Distance and dislocation, Patricia Glensor

Best Friends
Elspeth Sandys,
David Ling Publishing, $19.95

Dunedin
Shena Mackay,
Penguin, $19.95

Both of these books deal with distance – within relationships and across time and space – and with dislocation, of various and at times particularly Antipodean kinds. Many of the characters in both books are out of their element in some way: removed, not just from home, but from part of the source of their life and being. They are drawn by ill-defined impulses to travel vast distances, only to find themselves adrift and directionless. Their lives are shaped by events that have taken place out of reach (and therefore out of their control) in the past, or on the other side of the world, or both. This lack of control, over their own lives and impulses, and over the damage that life can do to them, is a recurring theme in both books.

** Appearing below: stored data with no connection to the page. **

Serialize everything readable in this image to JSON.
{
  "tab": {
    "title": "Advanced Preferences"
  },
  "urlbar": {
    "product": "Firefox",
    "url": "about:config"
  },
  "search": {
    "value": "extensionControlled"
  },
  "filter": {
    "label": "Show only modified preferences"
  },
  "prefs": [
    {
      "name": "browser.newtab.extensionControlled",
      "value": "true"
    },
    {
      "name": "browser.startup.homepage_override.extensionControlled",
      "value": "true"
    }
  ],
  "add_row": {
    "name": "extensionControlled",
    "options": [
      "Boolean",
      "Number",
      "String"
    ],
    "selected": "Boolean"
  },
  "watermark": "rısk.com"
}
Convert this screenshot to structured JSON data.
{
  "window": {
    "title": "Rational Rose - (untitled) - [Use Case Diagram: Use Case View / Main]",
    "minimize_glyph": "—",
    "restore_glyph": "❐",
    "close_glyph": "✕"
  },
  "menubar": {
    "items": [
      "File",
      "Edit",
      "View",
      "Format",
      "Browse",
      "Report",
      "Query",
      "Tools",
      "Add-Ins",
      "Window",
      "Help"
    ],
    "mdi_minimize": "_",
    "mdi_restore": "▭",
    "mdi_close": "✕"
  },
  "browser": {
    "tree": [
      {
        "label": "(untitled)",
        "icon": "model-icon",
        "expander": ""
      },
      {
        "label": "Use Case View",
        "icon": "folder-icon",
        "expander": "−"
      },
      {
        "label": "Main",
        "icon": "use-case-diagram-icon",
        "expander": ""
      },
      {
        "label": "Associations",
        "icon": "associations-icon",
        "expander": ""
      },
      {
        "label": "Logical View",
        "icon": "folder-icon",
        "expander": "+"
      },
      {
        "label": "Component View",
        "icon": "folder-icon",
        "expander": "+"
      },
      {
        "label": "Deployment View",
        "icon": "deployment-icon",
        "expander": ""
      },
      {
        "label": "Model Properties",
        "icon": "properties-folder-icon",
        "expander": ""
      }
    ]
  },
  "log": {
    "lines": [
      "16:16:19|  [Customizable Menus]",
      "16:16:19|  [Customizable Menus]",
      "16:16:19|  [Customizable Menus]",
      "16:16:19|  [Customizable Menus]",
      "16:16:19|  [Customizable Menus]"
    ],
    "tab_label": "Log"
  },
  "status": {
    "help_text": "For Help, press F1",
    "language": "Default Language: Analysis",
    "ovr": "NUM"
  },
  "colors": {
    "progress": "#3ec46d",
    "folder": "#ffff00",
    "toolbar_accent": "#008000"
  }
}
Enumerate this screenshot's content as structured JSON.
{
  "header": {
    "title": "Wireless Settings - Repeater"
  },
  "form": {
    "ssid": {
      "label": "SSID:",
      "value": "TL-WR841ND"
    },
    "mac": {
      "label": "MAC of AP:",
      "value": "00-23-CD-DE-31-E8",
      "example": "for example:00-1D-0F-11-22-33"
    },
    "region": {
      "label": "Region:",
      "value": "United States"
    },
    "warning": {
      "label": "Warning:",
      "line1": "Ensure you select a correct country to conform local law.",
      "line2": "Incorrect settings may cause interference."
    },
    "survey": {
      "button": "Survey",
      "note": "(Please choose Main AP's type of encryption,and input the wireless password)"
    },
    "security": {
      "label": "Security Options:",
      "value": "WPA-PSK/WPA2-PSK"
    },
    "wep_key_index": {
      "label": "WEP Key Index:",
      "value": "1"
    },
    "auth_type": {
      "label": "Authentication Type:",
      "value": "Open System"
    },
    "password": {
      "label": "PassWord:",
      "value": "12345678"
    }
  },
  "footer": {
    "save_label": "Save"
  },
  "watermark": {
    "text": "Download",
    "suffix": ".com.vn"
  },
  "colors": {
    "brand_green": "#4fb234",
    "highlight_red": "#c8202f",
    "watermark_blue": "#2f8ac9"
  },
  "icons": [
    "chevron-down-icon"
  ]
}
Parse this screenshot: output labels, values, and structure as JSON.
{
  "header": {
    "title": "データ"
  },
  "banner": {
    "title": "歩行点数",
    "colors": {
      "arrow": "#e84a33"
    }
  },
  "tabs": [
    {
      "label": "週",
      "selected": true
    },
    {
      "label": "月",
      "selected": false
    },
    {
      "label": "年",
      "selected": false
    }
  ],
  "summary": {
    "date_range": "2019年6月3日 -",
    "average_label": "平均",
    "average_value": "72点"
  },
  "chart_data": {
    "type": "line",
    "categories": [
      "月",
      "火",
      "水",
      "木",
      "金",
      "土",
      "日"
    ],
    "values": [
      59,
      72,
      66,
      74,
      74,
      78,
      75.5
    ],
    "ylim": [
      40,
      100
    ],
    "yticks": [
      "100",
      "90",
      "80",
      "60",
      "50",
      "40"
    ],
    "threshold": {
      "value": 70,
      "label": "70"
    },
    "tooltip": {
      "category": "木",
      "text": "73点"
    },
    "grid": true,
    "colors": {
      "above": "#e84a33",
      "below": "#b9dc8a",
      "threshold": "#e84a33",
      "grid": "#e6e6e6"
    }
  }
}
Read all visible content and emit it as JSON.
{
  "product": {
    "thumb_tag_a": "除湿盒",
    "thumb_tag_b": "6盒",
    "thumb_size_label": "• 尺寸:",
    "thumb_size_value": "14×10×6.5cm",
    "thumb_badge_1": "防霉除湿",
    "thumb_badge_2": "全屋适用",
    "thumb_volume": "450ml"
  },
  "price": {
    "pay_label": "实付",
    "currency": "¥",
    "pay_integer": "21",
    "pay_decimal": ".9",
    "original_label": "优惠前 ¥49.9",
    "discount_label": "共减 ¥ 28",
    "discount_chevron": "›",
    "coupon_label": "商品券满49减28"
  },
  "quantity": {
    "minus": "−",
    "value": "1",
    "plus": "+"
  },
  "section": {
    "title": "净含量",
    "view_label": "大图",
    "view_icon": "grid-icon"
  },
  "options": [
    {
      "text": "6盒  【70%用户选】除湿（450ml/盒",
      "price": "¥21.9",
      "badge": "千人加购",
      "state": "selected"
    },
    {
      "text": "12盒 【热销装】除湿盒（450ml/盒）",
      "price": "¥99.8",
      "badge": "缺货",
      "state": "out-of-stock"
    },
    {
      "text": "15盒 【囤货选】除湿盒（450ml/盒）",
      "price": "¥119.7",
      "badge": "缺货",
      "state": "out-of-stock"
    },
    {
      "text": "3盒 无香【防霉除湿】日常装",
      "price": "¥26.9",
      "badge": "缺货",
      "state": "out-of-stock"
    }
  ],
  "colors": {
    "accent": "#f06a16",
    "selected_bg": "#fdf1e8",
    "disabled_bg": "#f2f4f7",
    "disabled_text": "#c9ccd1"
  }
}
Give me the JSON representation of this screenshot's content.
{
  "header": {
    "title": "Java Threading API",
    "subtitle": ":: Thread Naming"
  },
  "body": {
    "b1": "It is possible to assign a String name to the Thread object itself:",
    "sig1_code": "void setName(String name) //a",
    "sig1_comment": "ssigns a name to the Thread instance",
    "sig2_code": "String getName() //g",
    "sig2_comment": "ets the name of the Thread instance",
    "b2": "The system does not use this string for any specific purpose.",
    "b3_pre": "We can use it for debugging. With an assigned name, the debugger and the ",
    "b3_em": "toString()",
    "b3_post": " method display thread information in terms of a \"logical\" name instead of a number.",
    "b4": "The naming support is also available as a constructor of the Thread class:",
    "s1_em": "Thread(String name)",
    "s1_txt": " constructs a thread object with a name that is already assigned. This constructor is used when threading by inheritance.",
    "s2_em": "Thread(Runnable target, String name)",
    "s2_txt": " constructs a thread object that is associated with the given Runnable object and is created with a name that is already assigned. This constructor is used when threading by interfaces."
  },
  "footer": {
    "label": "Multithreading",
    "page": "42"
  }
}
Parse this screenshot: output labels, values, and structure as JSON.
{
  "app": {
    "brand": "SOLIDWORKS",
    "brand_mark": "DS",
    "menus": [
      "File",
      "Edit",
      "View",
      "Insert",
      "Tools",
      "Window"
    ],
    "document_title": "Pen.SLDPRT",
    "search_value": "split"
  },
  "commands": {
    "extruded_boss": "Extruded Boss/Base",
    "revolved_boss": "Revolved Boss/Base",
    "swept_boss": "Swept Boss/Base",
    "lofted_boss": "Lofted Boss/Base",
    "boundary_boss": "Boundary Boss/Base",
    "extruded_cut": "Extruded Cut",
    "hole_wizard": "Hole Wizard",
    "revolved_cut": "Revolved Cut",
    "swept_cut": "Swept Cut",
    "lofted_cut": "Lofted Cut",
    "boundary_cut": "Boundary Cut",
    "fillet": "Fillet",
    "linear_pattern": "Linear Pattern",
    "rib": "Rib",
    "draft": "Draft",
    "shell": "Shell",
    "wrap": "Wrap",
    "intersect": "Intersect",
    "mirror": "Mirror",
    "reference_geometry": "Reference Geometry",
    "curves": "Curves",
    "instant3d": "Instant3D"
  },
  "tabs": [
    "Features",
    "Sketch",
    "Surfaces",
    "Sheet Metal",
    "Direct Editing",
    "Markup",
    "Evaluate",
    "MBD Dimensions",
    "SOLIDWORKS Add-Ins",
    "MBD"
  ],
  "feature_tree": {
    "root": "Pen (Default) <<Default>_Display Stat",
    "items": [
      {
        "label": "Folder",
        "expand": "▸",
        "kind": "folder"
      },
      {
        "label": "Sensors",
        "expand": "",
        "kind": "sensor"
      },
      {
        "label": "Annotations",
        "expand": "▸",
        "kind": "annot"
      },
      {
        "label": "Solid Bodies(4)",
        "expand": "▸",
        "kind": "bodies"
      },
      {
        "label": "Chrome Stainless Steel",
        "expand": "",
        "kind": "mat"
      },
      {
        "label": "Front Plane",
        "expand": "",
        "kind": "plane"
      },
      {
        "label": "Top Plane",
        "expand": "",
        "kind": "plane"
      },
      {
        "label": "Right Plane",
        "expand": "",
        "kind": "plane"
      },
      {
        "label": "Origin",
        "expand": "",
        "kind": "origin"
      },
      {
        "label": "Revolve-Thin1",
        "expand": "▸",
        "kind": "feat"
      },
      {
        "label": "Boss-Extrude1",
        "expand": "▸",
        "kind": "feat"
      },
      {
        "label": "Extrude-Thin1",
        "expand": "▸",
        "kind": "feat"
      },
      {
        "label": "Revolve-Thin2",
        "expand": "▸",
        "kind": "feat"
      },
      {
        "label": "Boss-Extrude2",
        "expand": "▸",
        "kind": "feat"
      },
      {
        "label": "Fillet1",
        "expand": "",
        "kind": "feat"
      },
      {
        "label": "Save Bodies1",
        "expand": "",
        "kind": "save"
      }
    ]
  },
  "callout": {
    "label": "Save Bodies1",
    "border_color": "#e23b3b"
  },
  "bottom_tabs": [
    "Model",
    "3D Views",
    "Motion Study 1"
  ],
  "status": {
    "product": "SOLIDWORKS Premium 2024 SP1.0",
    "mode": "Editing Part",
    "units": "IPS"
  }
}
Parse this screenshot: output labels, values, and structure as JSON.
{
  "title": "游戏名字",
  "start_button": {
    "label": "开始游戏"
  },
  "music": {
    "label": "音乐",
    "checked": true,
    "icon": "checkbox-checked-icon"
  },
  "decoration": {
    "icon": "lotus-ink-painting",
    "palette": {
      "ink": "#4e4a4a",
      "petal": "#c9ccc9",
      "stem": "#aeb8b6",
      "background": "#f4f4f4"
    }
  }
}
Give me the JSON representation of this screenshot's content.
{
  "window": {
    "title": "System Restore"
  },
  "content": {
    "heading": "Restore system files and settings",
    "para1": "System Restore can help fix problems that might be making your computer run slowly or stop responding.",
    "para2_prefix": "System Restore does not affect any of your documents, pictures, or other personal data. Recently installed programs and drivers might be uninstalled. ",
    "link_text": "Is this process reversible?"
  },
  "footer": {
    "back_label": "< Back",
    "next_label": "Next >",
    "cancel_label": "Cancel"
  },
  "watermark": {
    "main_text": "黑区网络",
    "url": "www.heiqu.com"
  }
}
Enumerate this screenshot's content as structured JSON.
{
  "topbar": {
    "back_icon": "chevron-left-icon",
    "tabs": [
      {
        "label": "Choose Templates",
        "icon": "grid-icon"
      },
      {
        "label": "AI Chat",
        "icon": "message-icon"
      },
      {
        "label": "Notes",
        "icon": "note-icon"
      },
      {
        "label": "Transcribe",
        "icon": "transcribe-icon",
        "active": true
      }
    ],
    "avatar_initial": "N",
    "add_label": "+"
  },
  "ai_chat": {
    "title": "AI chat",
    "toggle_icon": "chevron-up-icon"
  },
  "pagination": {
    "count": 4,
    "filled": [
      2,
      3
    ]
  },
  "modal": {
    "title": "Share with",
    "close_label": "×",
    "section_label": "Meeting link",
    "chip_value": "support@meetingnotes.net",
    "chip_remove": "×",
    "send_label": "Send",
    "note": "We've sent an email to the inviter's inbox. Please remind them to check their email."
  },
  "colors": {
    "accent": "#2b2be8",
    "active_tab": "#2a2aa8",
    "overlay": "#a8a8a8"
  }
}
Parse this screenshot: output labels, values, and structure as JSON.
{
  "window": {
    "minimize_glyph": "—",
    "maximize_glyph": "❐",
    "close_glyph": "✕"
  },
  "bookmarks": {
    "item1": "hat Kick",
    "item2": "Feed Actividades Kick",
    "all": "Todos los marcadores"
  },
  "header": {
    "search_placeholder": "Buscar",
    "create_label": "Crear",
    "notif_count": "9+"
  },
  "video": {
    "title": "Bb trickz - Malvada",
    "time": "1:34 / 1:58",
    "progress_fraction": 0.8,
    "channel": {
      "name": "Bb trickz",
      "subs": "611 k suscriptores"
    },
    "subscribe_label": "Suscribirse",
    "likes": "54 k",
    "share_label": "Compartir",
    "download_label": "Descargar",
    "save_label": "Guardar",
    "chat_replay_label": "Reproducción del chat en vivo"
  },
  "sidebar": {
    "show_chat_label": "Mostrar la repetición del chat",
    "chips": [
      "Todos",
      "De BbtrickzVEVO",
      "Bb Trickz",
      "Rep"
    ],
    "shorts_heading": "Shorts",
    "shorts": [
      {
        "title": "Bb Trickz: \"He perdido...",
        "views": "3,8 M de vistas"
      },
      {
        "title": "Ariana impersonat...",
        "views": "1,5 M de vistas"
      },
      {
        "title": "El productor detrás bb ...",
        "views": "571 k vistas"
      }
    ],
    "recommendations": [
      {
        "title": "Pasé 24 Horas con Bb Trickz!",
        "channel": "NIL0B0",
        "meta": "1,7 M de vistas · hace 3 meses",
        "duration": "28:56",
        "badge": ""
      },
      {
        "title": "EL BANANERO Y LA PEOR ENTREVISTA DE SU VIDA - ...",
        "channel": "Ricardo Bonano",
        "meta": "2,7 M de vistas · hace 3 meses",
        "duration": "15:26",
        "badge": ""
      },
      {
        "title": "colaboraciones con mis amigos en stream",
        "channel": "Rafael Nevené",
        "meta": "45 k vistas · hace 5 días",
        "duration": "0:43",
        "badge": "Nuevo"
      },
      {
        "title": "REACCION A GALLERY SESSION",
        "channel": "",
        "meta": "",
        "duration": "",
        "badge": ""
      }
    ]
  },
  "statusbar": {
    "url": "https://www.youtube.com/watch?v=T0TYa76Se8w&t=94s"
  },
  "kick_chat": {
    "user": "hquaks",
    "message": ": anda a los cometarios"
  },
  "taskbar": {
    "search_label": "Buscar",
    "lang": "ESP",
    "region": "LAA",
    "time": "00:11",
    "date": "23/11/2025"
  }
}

Most of the stories in Elspeth Sandys’ ironically titled collection, Best Friends, take place in a more-or-less contemporary London. Many of the characters are expatriate New Zealanders, struggling to find their feet in a city that is hostile or, at best, insultingly indifferent to their aspirations.

The stories are loosely linked by the gradually unfolding, and disintegrating, relationship between Grant, described by one of the other characters as a ‘second-rate actor in a tasteless soap’ and Sue, who is so adrift in her own life that she takes refuge in making up occupations for herself – traffic warden, policewoman, psychiatrist – as a defence against the question, ‘What do you do?’ Both are from New Zealand; Sue is haunted by homesickness and by the repercussions of Grant’s affair, on a trip back to New Zealand, with another woman.

Grant and Sue’s story is interwoven with the lives of other couples in a complicated pattern of tangled and brittle relationships. Sandys convincingly captures the tensions and insecurities of these ‘friendships’, but the flat, undifferentiated tone of the narrative (despite changes of narrator) and the disconcerting sameness of many of the characters and situations (Harold and Rachel, Ben and Sandra in ‘Getting On’, for example, seem like mirror images of Chris and Delia, Grant and Sue) eventually made me lose interest in them and the traps they are caught in. The two stories that most interested me, ‘Chiaroscuro’ and ‘A Walk in the Forest’, are not set in London but in New Zealand. Read together, they stand apart from the London stories in their emotional force and directness, and in their strong sense of place.

If London is little more than a shadowy background in Sandys’ stories, in Shena MacKay’s Dunedin it springs disturbingly to life as a place of terrifyingly random violence. The novel begins and ends with a story set in Otago in the first decade of this century. Jack and Louisa MacKenzie have made the voyage from Glasgow to New Zealand so that Jack can take up the duties of a pastor and, with somewhat more enthusiasm, indulge his passion for natural sciences and his penchant for ‘dark girls with blossoms in their hair’. Between the two slices of the past, the novel moves forward in time by eighty years to contemporary London, to follow the lives of Jack and Louisa’s descendants, William and Olive MacKenzie, and of Jay Pascal, grandchild of the illicit union between Jack and Myrtille, a washerwoman of part-Maori, part-French descent.

This framing of the present by the past serves as a reminder of the impossibility, for these characters, of escaping the patterns laid down in the past. The sins of early twentieth-century Presbyterian rigidity and hypocrisy are visited on the feckless Sandy, son of Jack and Louisa, and on his children, Olive and William, who are both, in different ways, victims of injustices perpetrated before they were born. Jay – ‘the New Zealand boy’, as Olive thinks of him – is even more of a victim. He is a lost innocent, who, through no fault of his own other than an inability to focus sufficiently on survival, becomes one of the ‘scattered, disaffected army of the deranged’ that roams London’s streets, parks and subways.

Mackay’s characters, even when their lives are hopelessly out of control, are always firmly located in time and place. She is wonderfully good at evoking states of mind through the precisely observed detritus of everyday urban living. William and Olive co-exist in a seedy part of south-east London, in a scratchy, irritable, loving relationship which is wholly convincing. William’s infuriating apathy, his kindness (‘a grumpy angel…. the grey batwings of his cardigan drooping’) and his unhappiness are memorable and touching. Olive is a wonderful fictional creation – cranky, bad-tempered, selfish, obsessive – and alive.

The stories in Best Friends portray relationships that are irrevocably damaged by people’s inability to find ways to deal with the distances between them, and with their own inner sense of dislocation. Their dilemmas are clearly presented, but as fictional creations they remain wispy and indistinct. In the title story, Delia says to Sue, ‘But you’re real!’ Unfortunately, in fictional terms, this is simply not true. Sue never does become ‘real’, though she’s undoubtedly a much nicer person than Olive. Olive is not a nice person, but she is convincingly, and forgivably, human.

Mackay’s writing has immense verve and energy. Her characters’ lives may lack purpose and direction, but the novel gives them a vividly realised fictional location in which they and their dilemmas seem real enough to matter.

 

Patricia Glensor is a Wellington editor.